Vettel zostaje z Red Bullem, a McLaren z MP4‑28?
Po Grand Prix Australii w świecie Formuły 1 pojawiły się bardzo interesujące informacje dotyczące dwóch czołowych zespołów - Red Bull Racing oraz McLarena.
19.03.2013 | aktual.: 13.10.2022 10:20
Zalogowani mogą więcej
Możesz zapisać ten artykuł na później. Znajdziesz go potem na swoim koncie użytkownika
Po Grand Prix Australii w świecie Formuły 1 pojawiły się bardzo interesujące informacje dotyczące dwóch czołowych zespołów - Red Bull Racing oraz McLarena.
Wygląda na to, że Sebastian Vettel faktycznie dobrze czuje się za kierownicą swojego bolidu. Wprawdzie w Australii, pomimo wywalczenia Pole Position, Vettel dotarł do mety dopiero na trzeciej pozycji, jednak spisał się bardzo dobrze, nie popełniał błędów, po prostu sytuacja w stawce jest bardzo wyrównana.
W świecie Formuły 1 spekuluje się, że Sebastian Vettel przedłużył kontrakt z zespołem Red Bull Racing na kolejne dwa sezony - 2014 oraz 2015. Mówi się też o opcji przedłużenia umowy do 2016 roku.

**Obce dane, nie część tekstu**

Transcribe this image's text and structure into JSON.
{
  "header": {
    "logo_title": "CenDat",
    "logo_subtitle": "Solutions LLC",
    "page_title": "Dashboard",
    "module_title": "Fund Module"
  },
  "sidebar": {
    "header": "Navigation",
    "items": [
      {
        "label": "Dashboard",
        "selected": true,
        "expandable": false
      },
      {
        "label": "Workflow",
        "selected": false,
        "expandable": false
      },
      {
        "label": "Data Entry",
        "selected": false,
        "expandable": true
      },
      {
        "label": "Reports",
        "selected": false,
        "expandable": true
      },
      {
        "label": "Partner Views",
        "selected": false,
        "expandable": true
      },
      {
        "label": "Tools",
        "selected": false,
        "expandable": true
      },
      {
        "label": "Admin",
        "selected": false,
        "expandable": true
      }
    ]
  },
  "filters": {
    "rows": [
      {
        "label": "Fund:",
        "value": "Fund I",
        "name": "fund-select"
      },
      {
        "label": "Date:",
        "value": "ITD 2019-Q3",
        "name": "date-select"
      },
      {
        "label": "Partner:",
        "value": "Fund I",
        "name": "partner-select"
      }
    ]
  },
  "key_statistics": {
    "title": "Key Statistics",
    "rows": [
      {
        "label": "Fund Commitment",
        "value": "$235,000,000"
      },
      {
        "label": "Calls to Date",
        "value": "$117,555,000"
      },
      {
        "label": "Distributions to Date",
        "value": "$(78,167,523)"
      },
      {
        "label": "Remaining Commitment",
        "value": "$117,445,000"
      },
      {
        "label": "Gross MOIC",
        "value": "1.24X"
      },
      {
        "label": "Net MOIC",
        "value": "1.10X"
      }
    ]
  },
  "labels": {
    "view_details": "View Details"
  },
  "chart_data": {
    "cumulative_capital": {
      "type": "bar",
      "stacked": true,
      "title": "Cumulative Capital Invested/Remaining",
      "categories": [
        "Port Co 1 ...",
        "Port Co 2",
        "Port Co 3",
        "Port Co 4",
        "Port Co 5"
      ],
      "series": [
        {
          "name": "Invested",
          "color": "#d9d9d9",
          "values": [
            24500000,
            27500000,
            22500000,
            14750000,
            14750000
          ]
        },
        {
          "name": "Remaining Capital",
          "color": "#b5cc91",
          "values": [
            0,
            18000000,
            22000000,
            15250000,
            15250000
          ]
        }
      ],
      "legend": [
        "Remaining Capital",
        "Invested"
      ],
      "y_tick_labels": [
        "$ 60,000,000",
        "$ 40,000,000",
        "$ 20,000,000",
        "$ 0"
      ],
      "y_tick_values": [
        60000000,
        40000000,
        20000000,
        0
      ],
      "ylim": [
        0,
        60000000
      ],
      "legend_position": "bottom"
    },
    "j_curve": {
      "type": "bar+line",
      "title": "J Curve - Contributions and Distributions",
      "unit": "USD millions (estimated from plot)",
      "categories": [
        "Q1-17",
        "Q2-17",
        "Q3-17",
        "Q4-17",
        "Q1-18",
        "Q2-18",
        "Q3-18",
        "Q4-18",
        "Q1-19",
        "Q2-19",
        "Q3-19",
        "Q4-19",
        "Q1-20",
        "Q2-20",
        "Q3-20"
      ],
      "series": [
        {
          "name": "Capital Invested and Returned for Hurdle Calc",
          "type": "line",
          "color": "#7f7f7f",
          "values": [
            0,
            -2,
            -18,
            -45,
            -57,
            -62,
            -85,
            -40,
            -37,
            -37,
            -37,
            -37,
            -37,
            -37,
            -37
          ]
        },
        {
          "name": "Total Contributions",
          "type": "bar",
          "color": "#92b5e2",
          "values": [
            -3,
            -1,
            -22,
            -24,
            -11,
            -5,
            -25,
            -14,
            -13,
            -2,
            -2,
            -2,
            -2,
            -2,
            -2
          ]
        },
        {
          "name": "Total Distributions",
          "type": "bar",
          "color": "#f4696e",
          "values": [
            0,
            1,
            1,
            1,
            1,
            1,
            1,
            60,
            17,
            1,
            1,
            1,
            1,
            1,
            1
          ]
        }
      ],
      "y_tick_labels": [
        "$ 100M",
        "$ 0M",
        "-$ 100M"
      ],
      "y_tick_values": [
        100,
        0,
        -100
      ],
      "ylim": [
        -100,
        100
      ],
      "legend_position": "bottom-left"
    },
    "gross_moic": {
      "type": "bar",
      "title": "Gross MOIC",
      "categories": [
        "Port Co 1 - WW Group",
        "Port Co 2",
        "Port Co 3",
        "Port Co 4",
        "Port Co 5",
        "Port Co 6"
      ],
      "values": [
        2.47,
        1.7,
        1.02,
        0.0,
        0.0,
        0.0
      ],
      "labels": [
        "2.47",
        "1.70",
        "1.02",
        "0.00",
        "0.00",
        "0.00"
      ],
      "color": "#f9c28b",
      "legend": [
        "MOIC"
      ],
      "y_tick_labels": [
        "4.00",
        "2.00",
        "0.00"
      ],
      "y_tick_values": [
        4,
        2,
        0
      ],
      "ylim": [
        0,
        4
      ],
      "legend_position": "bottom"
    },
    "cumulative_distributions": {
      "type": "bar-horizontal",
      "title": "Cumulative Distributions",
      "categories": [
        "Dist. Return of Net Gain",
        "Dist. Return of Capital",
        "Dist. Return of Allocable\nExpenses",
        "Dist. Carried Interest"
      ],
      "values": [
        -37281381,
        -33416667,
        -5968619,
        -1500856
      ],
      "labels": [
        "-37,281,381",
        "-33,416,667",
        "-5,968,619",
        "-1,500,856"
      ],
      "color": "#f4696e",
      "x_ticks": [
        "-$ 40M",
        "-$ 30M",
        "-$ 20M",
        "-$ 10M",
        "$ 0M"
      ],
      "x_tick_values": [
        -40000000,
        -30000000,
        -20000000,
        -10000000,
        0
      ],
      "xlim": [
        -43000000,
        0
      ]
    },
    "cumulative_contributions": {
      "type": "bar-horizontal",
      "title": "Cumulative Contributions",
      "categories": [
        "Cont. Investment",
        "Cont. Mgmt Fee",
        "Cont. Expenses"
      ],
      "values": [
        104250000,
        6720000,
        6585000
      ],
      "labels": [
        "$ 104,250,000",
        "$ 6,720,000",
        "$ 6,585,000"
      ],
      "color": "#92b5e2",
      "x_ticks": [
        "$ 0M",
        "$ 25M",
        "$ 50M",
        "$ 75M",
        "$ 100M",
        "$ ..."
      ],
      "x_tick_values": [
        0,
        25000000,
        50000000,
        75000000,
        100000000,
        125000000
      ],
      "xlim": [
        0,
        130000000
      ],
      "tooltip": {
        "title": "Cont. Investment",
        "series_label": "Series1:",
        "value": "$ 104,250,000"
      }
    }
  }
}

Informacje nie zostały oficjalnie potwierdzone i nie wiadomo także, na jaką kwotę opiewać ma ta umowa. Z drugiego brytyjskiego obozu również napłynęły interesujące wiadomości. Podczas GP Australii pojawiły się spekulacje, że McLaren, rozczarowany osiągami nowego MP4-28, mógłby powrócić do zeszłorocznej konstrukcji.
McLaren oficjalnie wyklucza tę możliwość i twierdzi, że lepiej dopracować tegoroczny bolid i poświęcić więcej czasu na prace nad nim, niż cofnąć się do zeszłorocznego auta. Co ciekawe, bolid z 2013 roku pod koniec sezonu był piekielnie szybki.